Les couleurs chantent dans la chaleur estivale, comme autant de petites soleils en écho au grand. Pas deux fleurs semblables côte à côte, pour éviter toute impression de régiment et pour un maximum de naturel. Mais tout est planté, bien sûr, et plutôt trois fois qu’une.
Cette façon d’organiser les massifs si différente de ce dont on a l’habitude déroute, désarçonne et dérange. J’ai surpris ce commentaire d’un visiteur qui avait une idée bien arrêtée sur la façon de travailler des jardiniers de Giverny : « C’est planté à l’arrache.« 
Petite perle linguistique, d’un surréalisme involontaire. Visualisez-vous l’étrange méthode qui consisterait à essayer de mettre un plant en terre tout en l’arrachant, comique et absurde à la fois.
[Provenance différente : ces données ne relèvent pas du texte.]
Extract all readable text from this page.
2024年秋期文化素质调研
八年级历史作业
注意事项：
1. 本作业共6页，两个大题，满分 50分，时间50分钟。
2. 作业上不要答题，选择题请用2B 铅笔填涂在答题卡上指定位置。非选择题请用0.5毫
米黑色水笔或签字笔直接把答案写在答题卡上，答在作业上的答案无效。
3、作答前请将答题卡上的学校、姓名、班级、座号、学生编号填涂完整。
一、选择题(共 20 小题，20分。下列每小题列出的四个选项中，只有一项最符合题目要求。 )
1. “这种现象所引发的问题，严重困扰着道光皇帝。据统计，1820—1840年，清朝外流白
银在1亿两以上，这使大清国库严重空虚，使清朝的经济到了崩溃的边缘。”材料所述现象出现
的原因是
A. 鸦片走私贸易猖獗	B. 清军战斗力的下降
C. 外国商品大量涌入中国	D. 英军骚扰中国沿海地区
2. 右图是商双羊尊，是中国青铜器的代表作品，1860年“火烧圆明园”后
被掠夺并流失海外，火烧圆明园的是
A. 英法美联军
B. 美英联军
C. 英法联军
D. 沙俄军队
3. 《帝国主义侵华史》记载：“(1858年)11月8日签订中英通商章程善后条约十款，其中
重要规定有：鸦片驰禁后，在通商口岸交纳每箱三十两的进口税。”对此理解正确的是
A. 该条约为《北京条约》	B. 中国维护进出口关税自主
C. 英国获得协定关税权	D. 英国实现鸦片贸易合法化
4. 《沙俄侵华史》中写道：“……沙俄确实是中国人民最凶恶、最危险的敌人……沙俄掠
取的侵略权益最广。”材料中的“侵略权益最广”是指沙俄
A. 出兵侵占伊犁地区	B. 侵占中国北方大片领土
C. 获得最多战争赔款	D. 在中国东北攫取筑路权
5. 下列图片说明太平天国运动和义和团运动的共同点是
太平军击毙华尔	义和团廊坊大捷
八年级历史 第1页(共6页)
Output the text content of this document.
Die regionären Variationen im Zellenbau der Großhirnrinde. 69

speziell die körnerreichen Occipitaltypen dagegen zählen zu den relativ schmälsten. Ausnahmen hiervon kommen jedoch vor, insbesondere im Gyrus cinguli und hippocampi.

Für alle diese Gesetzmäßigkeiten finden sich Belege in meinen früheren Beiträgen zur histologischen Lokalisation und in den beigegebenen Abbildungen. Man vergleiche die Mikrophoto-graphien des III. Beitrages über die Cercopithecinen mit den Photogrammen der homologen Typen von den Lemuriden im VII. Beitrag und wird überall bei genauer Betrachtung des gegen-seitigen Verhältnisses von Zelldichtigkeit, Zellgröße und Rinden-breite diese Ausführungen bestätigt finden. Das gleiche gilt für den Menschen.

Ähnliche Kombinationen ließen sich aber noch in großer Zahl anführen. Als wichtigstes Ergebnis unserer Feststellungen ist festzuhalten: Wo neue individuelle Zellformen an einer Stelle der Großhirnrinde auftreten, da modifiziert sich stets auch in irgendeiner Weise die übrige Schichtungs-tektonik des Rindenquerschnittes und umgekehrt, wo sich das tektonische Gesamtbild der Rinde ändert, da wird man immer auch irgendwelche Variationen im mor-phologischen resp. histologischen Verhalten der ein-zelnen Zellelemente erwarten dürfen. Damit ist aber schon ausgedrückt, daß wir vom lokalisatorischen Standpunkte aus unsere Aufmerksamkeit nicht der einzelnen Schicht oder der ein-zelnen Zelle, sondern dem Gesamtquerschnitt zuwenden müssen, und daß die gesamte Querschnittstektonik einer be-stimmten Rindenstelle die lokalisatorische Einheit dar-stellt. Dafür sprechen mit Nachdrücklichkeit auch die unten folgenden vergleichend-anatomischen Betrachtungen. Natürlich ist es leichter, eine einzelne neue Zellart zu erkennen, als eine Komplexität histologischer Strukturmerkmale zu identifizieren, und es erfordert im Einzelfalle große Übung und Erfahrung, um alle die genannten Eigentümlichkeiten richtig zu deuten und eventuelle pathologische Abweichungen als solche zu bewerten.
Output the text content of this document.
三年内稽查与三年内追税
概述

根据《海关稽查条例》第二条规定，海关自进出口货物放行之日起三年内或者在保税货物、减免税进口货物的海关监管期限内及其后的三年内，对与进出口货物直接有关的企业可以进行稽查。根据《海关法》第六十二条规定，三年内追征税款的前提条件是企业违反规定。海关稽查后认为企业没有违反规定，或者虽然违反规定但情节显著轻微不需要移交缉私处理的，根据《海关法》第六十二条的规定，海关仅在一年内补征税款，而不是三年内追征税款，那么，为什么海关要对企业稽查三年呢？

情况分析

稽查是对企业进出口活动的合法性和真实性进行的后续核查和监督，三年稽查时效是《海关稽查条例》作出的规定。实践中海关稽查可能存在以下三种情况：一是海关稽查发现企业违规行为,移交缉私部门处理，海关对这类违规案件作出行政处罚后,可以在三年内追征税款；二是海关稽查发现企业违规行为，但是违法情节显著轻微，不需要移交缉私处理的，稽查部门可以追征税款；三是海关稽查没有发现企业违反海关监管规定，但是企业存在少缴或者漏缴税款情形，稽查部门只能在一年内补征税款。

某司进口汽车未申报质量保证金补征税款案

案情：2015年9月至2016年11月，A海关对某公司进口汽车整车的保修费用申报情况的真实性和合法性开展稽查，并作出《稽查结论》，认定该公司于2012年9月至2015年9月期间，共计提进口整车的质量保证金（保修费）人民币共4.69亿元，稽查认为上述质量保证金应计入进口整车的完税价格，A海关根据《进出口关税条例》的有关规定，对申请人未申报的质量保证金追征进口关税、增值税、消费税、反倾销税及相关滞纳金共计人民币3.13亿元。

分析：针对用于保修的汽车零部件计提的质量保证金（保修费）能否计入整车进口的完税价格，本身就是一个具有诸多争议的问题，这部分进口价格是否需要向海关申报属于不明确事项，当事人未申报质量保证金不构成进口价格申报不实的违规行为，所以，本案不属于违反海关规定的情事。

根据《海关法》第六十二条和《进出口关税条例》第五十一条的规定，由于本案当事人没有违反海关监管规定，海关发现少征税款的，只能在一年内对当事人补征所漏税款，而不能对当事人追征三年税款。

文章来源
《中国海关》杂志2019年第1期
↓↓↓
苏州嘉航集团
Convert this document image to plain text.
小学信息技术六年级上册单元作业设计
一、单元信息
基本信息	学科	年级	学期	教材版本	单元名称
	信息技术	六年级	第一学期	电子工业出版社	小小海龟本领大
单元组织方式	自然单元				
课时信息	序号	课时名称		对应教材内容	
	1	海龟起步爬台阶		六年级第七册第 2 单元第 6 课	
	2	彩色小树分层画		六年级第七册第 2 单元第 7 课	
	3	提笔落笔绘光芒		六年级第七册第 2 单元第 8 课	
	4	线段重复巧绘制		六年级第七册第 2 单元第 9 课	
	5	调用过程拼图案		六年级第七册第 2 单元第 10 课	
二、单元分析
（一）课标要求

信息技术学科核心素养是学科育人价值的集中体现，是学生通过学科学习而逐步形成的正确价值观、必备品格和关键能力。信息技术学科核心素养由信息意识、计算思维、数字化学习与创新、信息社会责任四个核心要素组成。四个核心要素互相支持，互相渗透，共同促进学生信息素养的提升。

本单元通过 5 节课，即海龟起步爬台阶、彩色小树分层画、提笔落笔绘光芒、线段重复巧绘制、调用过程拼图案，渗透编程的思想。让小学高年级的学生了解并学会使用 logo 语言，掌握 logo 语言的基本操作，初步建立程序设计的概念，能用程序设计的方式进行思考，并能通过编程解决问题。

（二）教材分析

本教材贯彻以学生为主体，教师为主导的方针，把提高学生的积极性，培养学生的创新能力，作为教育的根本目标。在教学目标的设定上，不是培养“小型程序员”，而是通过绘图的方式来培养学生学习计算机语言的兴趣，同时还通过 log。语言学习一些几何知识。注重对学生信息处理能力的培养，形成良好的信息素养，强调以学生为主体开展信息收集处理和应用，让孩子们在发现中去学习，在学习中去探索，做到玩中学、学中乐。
C’est planté à l’arrache, admettons, encore faut-il s’entendre sur le sens à donner à cette assertion. C’est le problème avec cette locution apparue récemment, et peut-être aussi l’avantage, chacun lui donne un peu le sens qu’il veut. Signifie-t-elle « rapidement et grossièrement, sans chercher à peaufiner » ? « Fait dans l’urgence et avec peu de moyens » ? Ou encore « sans préparation, sans précaution » ? Quoi qu’il en soit ces définitions recouvrent l’idée d’improvisation. Et c’est là tout le tour de force des jardiniers de Giverny, l’aboutissement de leur recherche : parvenir à recréer un aspect de naturel qui ait l’air totalement spontané. Tout est pensé, planifié, peaufiné, et pour finir on a l’impression que les fleurs ont poussé là comme par enchantement.
Cela va sans dire, si on les fourrait dans le sol telles que tombées de la brouette, on n’obtiendrait pas du tout le même rendu. Mais que certains visiteurs aient la naïveté de le croire, tout compte fait, c’est un compliment.